私も二児の母親。当時長男十歳(小学校五年生)、長女八歳(小学校三年生)ですが、親を無くしたときの気持ちは、それまでに感じたことの無いとても辛い深い悲しみを体験させてくれました。
葬儀の後二・三週間ほど過ぎた頃、私がお仏壇の前で泣いておりますと、息子が「お母さんそんなに泣いてばかりいたら躰わるくするよ。亡くなったおじいちゃんがすごく心配するから、お母さんが明るく元気にしていればおじいちゃんはきっと安心すると思うよ」この息子の言葉は衝撃的でした。本当にその通りです。ましてや家族や周りの方々にも心配を掛けます。
このときの息子の言葉が私の気持ちを変えた事は確かです。
それからは墓前でも「お父さん、今迄ありがとうございました。お母さんのことはおまかせください」と。

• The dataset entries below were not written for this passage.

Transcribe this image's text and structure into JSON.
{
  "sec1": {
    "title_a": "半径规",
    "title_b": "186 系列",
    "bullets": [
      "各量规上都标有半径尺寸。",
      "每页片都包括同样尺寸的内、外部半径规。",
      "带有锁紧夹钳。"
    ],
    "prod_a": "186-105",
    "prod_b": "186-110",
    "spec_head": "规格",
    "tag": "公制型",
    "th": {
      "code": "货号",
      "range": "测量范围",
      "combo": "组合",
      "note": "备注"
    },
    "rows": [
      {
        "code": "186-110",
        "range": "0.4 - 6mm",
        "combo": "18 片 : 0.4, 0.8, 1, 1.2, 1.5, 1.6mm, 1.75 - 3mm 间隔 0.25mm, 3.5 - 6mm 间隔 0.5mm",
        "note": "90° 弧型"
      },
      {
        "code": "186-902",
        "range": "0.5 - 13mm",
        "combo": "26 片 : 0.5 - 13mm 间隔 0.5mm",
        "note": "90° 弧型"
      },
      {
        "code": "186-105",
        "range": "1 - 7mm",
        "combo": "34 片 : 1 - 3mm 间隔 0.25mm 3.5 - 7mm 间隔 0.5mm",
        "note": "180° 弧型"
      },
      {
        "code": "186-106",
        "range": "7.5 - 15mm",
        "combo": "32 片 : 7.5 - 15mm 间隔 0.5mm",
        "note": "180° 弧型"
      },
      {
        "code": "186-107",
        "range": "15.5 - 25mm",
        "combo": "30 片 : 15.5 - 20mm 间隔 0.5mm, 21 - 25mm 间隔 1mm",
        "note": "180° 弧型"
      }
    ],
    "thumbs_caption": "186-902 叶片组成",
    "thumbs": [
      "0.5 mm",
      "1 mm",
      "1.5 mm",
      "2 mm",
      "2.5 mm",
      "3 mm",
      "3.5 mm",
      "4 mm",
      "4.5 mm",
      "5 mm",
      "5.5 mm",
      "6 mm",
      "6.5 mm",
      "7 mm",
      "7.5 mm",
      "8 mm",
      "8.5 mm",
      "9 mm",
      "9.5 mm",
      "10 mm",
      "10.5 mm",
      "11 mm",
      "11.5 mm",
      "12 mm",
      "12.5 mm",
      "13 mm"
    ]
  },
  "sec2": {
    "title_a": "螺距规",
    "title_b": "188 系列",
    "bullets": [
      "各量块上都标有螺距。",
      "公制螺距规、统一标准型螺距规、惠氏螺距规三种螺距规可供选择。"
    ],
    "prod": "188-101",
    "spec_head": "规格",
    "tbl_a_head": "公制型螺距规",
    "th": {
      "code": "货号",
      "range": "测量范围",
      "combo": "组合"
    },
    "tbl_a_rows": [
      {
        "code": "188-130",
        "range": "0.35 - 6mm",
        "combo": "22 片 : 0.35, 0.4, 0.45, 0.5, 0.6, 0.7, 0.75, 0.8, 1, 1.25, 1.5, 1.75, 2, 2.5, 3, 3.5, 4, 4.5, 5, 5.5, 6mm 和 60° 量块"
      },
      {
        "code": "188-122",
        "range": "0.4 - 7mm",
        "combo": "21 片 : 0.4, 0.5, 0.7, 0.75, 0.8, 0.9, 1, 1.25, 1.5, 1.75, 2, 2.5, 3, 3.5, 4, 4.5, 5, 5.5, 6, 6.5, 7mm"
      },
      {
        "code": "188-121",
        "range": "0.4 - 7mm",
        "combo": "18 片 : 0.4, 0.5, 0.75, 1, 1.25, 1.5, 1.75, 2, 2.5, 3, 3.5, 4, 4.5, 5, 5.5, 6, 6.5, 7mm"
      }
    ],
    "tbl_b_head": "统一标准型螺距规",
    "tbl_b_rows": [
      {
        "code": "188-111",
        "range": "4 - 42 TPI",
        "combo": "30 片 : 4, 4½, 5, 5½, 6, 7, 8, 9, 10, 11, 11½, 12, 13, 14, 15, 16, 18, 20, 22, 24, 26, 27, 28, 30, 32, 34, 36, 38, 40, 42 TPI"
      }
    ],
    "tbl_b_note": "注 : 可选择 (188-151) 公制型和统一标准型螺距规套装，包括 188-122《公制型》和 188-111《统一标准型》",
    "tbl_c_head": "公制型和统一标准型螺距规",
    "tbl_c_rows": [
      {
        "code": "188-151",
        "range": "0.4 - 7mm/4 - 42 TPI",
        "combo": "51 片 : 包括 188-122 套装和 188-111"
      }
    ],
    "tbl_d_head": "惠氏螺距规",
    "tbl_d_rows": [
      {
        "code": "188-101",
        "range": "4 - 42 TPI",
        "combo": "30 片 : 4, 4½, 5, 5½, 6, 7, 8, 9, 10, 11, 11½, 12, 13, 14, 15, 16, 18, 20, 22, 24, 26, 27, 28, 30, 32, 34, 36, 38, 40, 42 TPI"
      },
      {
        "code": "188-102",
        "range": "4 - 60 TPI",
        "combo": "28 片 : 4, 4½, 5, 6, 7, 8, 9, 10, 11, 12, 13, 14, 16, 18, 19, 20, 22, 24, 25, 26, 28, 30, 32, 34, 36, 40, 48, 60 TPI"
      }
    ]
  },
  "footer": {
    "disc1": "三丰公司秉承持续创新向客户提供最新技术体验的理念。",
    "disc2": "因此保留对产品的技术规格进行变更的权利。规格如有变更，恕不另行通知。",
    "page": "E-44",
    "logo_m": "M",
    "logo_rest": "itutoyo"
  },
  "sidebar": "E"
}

その母も今年の一月に父の元へ旅立ちました。悲しさ、辛さの中であの時の息子に教えられた心情が甦りました。
そうです。引き戻すのではなく、見送ってさし上げる気持ちの大切さ。
「お母さん、本当にお疲れ様でした。永の旅路気を付けて行ってらっしゃい!ありがとうございました」 感謝。 合掌。